Tower companies keen on buying power from renewable energy cos
Faced with accusations of damaging environment with excessive use of diesel generators to run towers and causing radiation, telecom companies have written to renewable energy producers offering to draw their complete output.
Mumbai: Faced with accusations of damaging environment with excessive use of diesel generators to run towers and causing radiation, telecom companies have written to renewable energy producers offering to draw their complete output.
"The umbrella body of telecom tower companies, Tower & Infrastructure Providers Association (Taipa), had two months ago sent a request for proposal (RFP) to seven renewable energy producers like Moser Bayer and ABB among others informing their readiness to buy their entire generation to power our 1 lakh towers," COAI Director General Rajan S Mathews told PTI here over the weekend.
Cellular Operators Association of India (COAI) is the representative body of GSM operators.
The Taipa representatives could not be contacted despite repeated attempts.
Mathews said though the initial response from renewable energy producers was positive, power companies have some doubts about the viability of such projects and talks are on iron out the issues.

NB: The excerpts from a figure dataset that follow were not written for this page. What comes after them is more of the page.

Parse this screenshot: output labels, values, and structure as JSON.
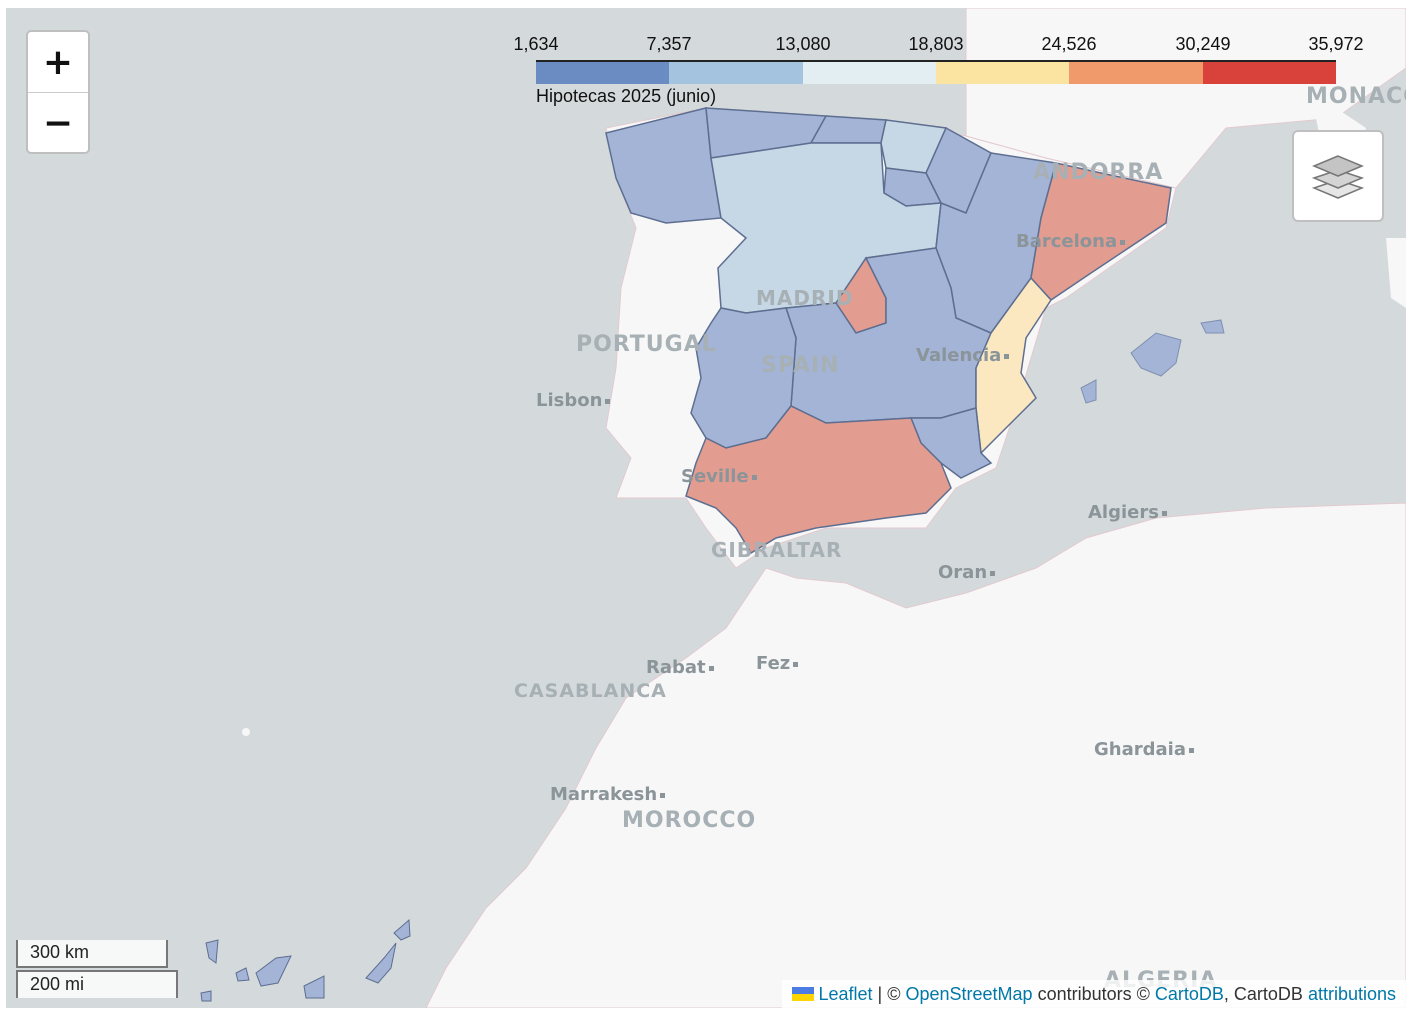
{
  "zoom": {
    "in_label": "+",
    "out_label": "−"
  },
  "legend": {
    "ticks": [
      "1,634",
      "7,357",
      "13,080",
      "18,803",
      "24,526",
      "30,249",
      "35,972"
    ],
    "colors": [
      "#6b8cc2",
      "#a3c3df",
      "#e3eef3",
      "#fbe3a2",
      "#f09a6c",
      "#d8423a"
    ],
    "caption": "Hipotecas 2025 (junio)"
  },
  "map_labels": {
    "countries": [
      "MONACO",
      "ANDORRA",
      "MADRID",
      "PORTUGAL",
      "SPAIN",
      "GIBRALTAR",
      "CASABLANCA",
      "MOROCCO",
      "ALGERIA"
    ],
    "cities": [
      "Barcelona",
      "Valencia",
      "Lisbon",
      "Seville",
      "Algiers",
      "Oran",
      "Rabat",
      "Fez",
      "Ghardaia",
      "Marrakesh"
    ]
  },
  "region_colors": {
    "blue": "#a3b4d6",
    "light": "#c6d7e6",
    "red": "#e29c90",
    "yellow": "#fbe8c0"
  },
  "scale": {
    "km": "300 km",
    "mi": "200 mi"
  },
  "attribution": {
    "leaflet": "Leaflet",
    "sep1": " | © ",
    "osm": "OpenStreetMap",
    "mid": " contributors © ",
    "carto": "CartoDB",
    "mid2": ", CartoDB ",
    "attr": "attributions"
  }
}
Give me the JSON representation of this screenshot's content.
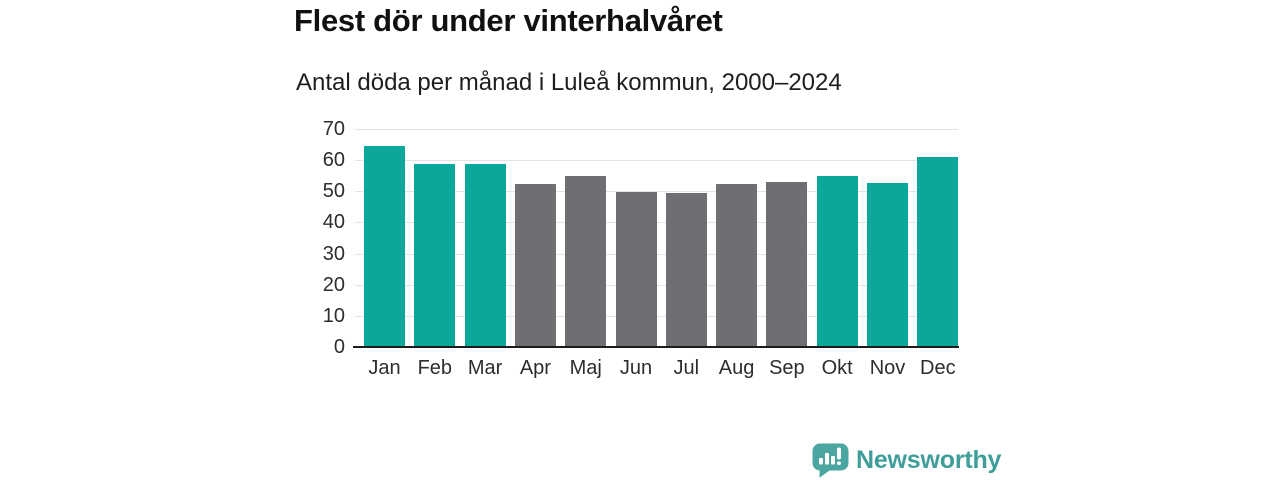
{
  "chart": {
    "title": "Flest dör under vinterhalvåret",
    "subtitle": "Antal döda per månad i Luleå kommun, 2000–2024"
  },
  "brand": {
    "name": "Newsworthy",
    "icon": "newsworthy-speech-bubble-bar-chart-icon",
    "text_color": "#3f9e99",
    "icon_color": "#4ba6a1"
  },
  "colors": {
    "highlight_teal": "#0ca79b",
    "muted_gray": "#6e6e73",
    "gridline": "#e4e4e4",
    "axis_line": "#1c1c1c",
    "label_text": "#2d2d2d"
  },
  "chart_data": {
    "type": "bar",
    "title": "Flest dör under vinterhalvåret",
    "subtitle": "Antal döda per månad i Luleå kommun, 2000–2024",
    "categories": [
      "Jan",
      "Feb",
      "Mar",
      "Apr",
      "Maj",
      "Jun",
      "Jul",
      "Aug",
      "Sep",
      "Okt",
      "Nov",
      "Dec"
    ],
    "values": [
      64.6,
      58.9,
      58.7,
      52.4,
      54.9,
      49.9,
      49.4,
      52.4,
      52.9,
      55.0,
      52.7,
      61.0
    ],
    "highlighted": [
      true,
      true,
      true,
      false,
      false,
      false,
      false,
      false,
      false,
      true,
      true,
      true
    ],
    "highlight_meaning": "winter half-year months (teal), summer half-year months (gray)",
    "xlabel": "",
    "ylabel": "",
    "ylim": [
      0,
      70
    ],
    "yticks": [
      0,
      10,
      20,
      30,
      40,
      50,
      60,
      70
    ],
    "grid": true,
    "legend": "none",
    "bar_colors": {
      "highlight": "#0ca79b",
      "muted": "#6e6e73"
    }
  }
}
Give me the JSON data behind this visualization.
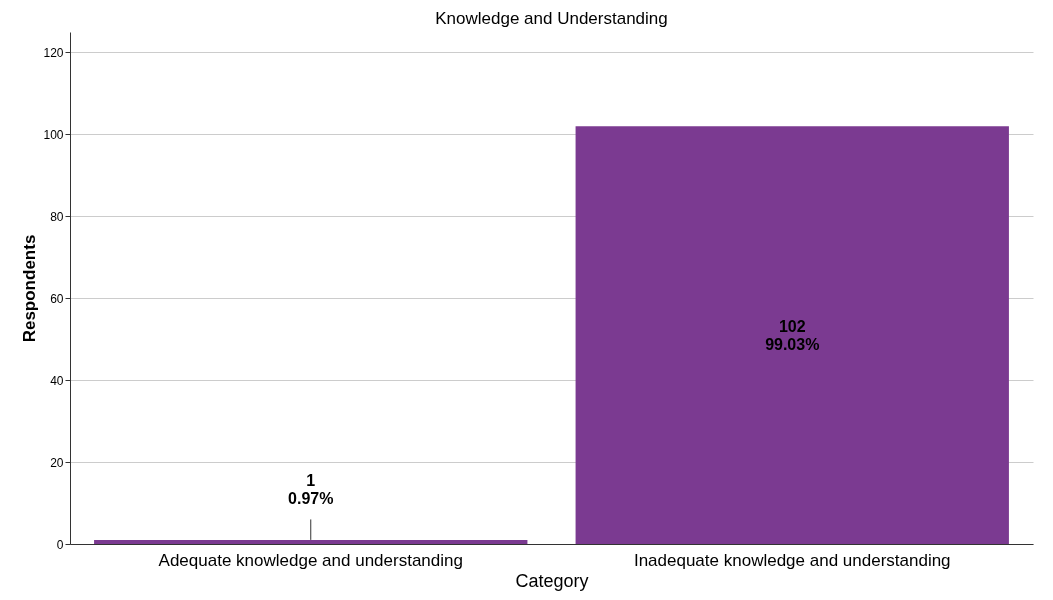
{
  "chart_data": {
    "type": "bar",
    "title": "Knowledge and Understanding",
    "xlabel": "Category",
    "ylabel": "Respondents",
    "categories": [
      "Adequate knowledge and understanding",
      "Inadequate knowledge and understanding"
    ],
    "values": [
      1,
      102
    ],
    "color": "#7b3a91",
    "value_labels": [
      "1\n0.97%",
      "102\n99.03%"
    ],
    "ylim": [
      0,
      125
    ],
    "yticks": [
      0,
      20,
      40,
      60,
      80,
      100,
      120
    ],
    "grid": "y"
  }
}
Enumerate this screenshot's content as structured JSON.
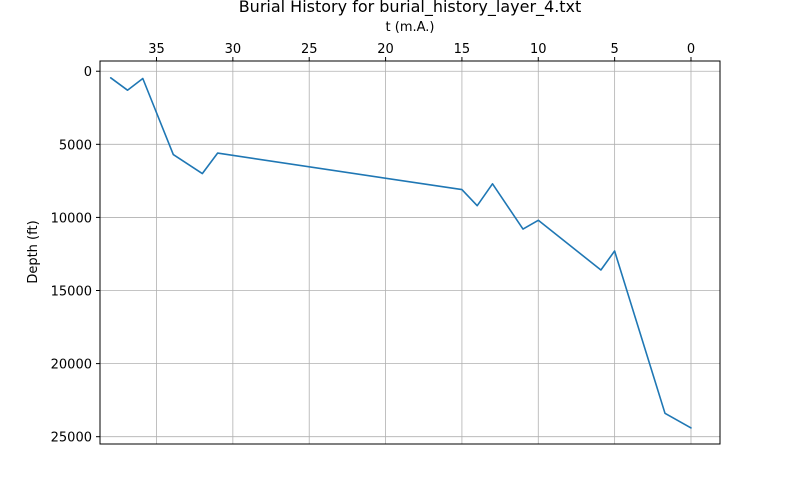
{
  "chart_data": {
    "type": "line",
    "title": "Burial History for burial_history_layer_4.txt",
    "xlabel": "t (m.A.)",
    "ylabel": "Depth (ft)",
    "x_axis_position": "top",
    "x_reversed": true,
    "y_inverted": true,
    "xlim": [
      38.7,
      -1.9
    ],
    "ylim": [
      25500,
      -700
    ],
    "xticks": [
      35,
      30,
      25,
      20,
      15,
      10,
      5,
      0
    ],
    "yticks": [
      0,
      5000,
      10000,
      15000,
      20000,
      25000
    ],
    "grid": true,
    "series": [
      {
        "color": "#1f77b4",
        "x": [
          38.0,
          36.9,
          35.9,
          33.9,
          32.0,
          31.0,
          15.0,
          14.0,
          13.0,
          11.0,
          10.0,
          5.9,
          5.0,
          1.7,
          0.0
        ],
        "y": [
          450,
          1300,
          500,
          5700,
          7000,
          5600,
          8100,
          9200,
          7700,
          10800,
          10200,
          13600,
          12300,
          23400,
          24400
        ]
      }
    ]
  }
}
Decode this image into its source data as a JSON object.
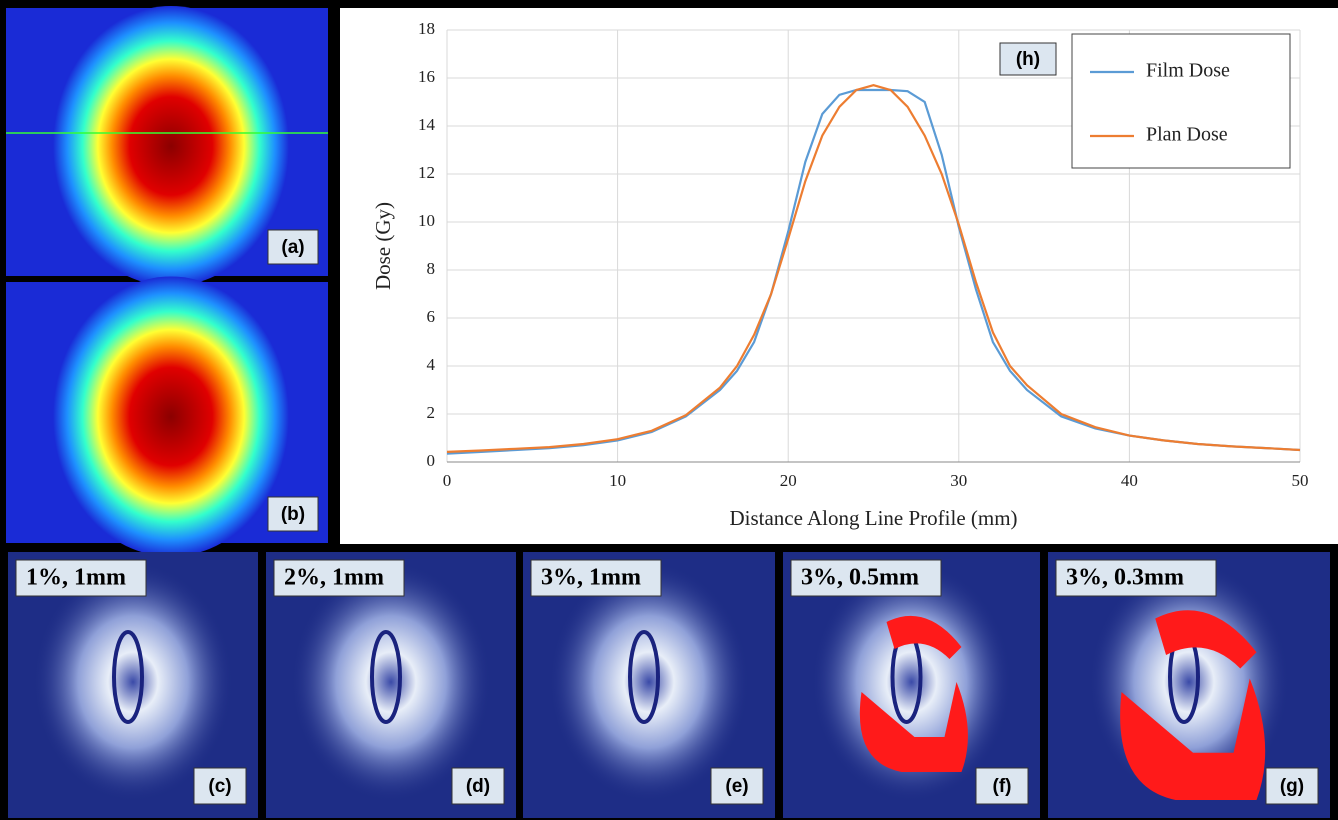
{
  "chart_data": {
    "type": "line",
    "annotation": "(h)",
    "xlabel": "Distance Along Line Profile (mm)",
    "ylabel": "Dose (Gy)",
    "x": [
      0,
      2,
      4,
      6,
      8,
      10,
      12,
      14,
      16,
      17,
      18,
      19,
      20,
      21,
      22,
      23,
      24,
      25,
      26,
      27,
      28,
      29,
      30,
      31,
      32,
      33,
      34,
      36,
      38,
      40,
      42,
      44,
      46,
      48,
      50
    ],
    "series": [
      {
        "name": "Film Dose",
        "color": "#5b9bd5",
        "values": [
          0.35,
          0.42,
          0.5,
          0.58,
          0.7,
          0.9,
          1.25,
          1.9,
          3.0,
          3.8,
          5.0,
          7.0,
          9.6,
          12.5,
          14.5,
          15.3,
          15.5,
          15.5,
          15.5,
          15.45,
          15.0,
          12.8,
          9.8,
          7.2,
          5.0,
          3.8,
          3.0,
          1.9,
          1.4,
          1.1,
          0.9,
          0.75,
          0.65,
          0.58,
          0.5
        ]
      },
      {
        "name": "Plan Dose",
        "color": "#ed7d31",
        "values": [
          0.42,
          0.48,
          0.55,
          0.62,
          0.75,
          0.95,
          1.3,
          1.95,
          3.1,
          4.0,
          5.3,
          7.0,
          9.3,
          11.7,
          13.6,
          14.8,
          15.5,
          15.7,
          15.5,
          14.8,
          13.6,
          12.0,
          9.9,
          7.5,
          5.4,
          4.0,
          3.2,
          2.0,
          1.45,
          1.1,
          0.9,
          0.75,
          0.65,
          0.58,
          0.5
        ]
      }
    ],
    "xlim": [
      0,
      50
    ],
    "xticks": [
      0,
      10,
      20,
      30,
      40,
      50
    ],
    "ylim": [
      0,
      18
    ],
    "yticks": [
      0,
      2,
      4,
      6,
      8,
      10,
      12,
      14,
      16,
      18
    ],
    "grid": true,
    "legend": "top-right"
  },
  "dose_panels": [
    {
      "label": "(a)"
    },
    {
      "label": "(b)"
    }
  ],
  "gamma_panels": [
    {
      "criteria": "1%, 1mm",
      "label": "(c)"
    },
    {
      "criteria": "2%, 1mm",
      "label": "(d)"
    },
    {
      "criteria": "3%, 1mm",
      "label": "(e)"
    },
    {
      "criteria": "3%, 0.5mm",
      "label": "(f)"
    },
    {
      "criteria": "3%, 0.3mm",
      "label": "(g)"
    }
  ]
}
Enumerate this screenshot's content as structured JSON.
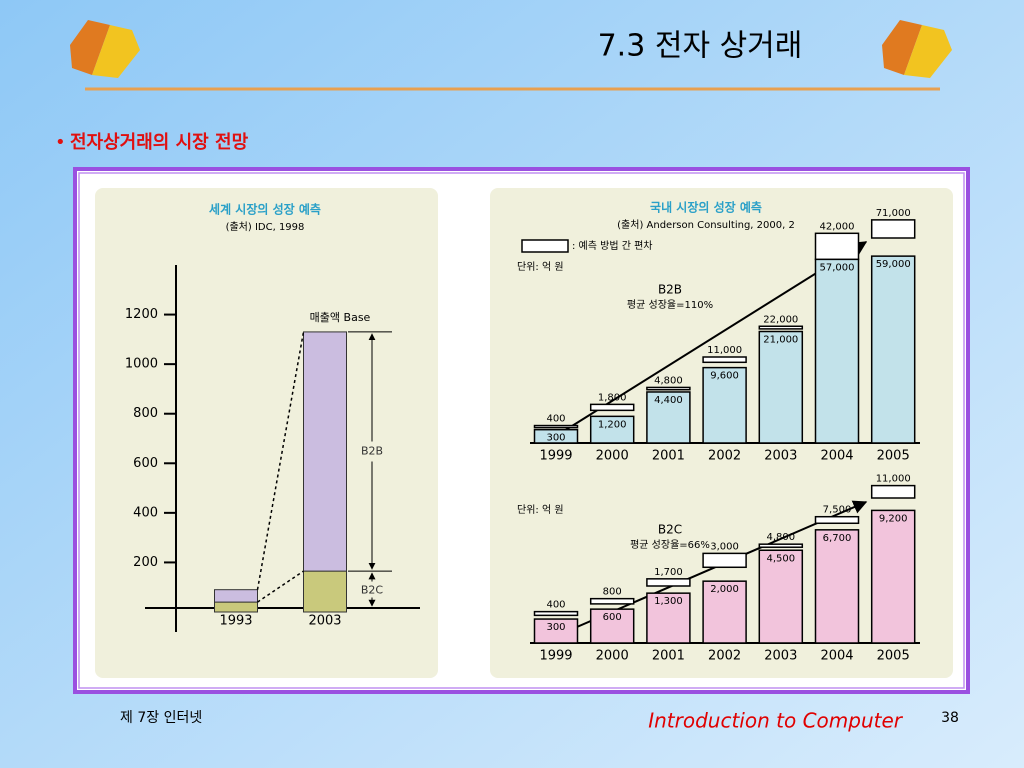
{
  "slide": {
    "title": "7.3 전자 상거래",
    "bullet": "전자상거래의 시장 전망",
    "footer_left": "제 7장 인터넷",
    "footer_center": "Introduction to Computer",
    "page": "38"
  },
  "chart_data": [
    {
      "type": "stacked-bar",
      "title": "세계 시장의 성장 예측",
      "subtitle": "(출처) IDC, 1998",
      "categories": [
        "1993",
        "2003"
      ],
      "series": [
        {
          "name": "B2C",
          "color": "#c9c97c",
          "values": [
            40,
            165
          ]
        },
        {
          "name": "B2B",
          "color": "#cbbde0",
          "values": [
            50,
            965
          ]
        }
      ],
      "ylim": [
        0,
        1400
      ],
      "yticks": [
        200,
        400,
        600,
        800,
        1000,
        1200
      ],
      "annotations": [
        "매출액 Base"
      ]
    },
    {
      "type": "range-bar",
      "title": "국내 시장의 성장 예측",
      "subtitle": "(출처) Anderson Consulting, 2000, 2",
      "legend": ": 예측 방법 간 편차",
      "unit": "단위: 억 원",
      "annotations": [
        "B2B",
        "평균 성장율=110%"
      ],
      "categories": [
        "1999",
        "2000",
        "2001",
        "2002",
        "2003",
        "2004",
        "2005"
      ],
      "series": [
        {
          "color": "#c2e2ea",
          "values": [
            300,
            1200,
            4400,
            9600,
            21000,
            57000,
            59000
          ],
          "value_labels": [
            "300",
            "1,200",
            "4,400",
            "9,600",
            "21,000",
            "57,000",
            "59,000"
          ]
        },
        {
          "color": "#ffffff",
          "values": [
            400,
            1800,
            4800,
            11000,
            22000,
            42000,
            71000
          ],
          "value_labels": [
            "400",
            "1,800",
            "4,800",
            "11,000",
            "22,000",
            "42,000",
            "71,000"
          ]
        }
      ]
    },
    {
      "type": "range-bar",
      "unit": "단위: 억 원",
      "annotations": [
        "B2C",
        "평균 성장율=66%"
      ],
      "categories": [
        "1999",
        "2000",
        "2001",
        "2002",
        "2003",
        "2004",
        "2005"
      ],
      "series": [
        {
          "color": "#f2c4dc",
          "values": [
            300,
            600,
            1300,
            2000,
            4500,
            6700,
            9200
          ],
          "value_labels": [
            "300",
            "600",
            "1,300",
            "2,000",
            "4,500",
            "6,700",
            "9,200"
          ]
        },
        {
          "color": "#ffffff",
          "values": [
            400,
            800,
            1700,
            3000,
            4800,
            7500,
            11000
          ],
          "value_labels": [
            "400",
            "800",
            "1,700",
            "3,000",
            "4,800",
            "7,500",
            "11,000"
          ]
        }
      ]
    }
  ]
}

Telecom towers burnt diesel worth crore of rupee last fiscal to run generator sets to supply power to towers, raising concerns over pollution hazards, apart from alleged radiation risks.
On sharing telecom towers Mathews said, "Already 70 percent towers have over two customers and the rest have three to four."
Both Coai and Association of Unified Telecom Service Providers of India (Aupsi) have termed the allegations of radiation threats, as "unfounded and scientifically not proven". Allaying fears of the public regarding radiation threats from telecom masts, which dot both the city skylines as well as the hinterlands, the Coai and Aupsi, citing some independent studies claimed that none of the independent studies have proved these fears.
"There is so much misrepresentation about incidence of brain tumours and use of cell phones. The incidence of brain tumours in the country has been unchanged over the past one decade. Hence, introduction of cellular phones and mobile services does not seem to have increased the risk of brain tumours and cancer," Mathews said in a presentation, citing many independent studies.
He further claimed that radio waves have been in the environment since times immemorial and the same waves used in wireless telecommunications have not been scientifically proven to cause any harmful effects to human health.
"Since we are subjected to greater risks every second, why single out wireless telecommunications," he asked and claimed that "there are also no formal studies that show any adverse effect on growth and development in children. Thus, the benefits of advanced telecommunications far outweigh the risks at present," he said.
Mathews also said strength of radiation received from base stations beyond a few meters is considerably lower than the strength of radiation from radio and television transmitters and that 15 years of studies examining a potential relationship between radio frequency transmitters and cancer have not provided evidence that exposure to mobile towers increases the risk of cancer.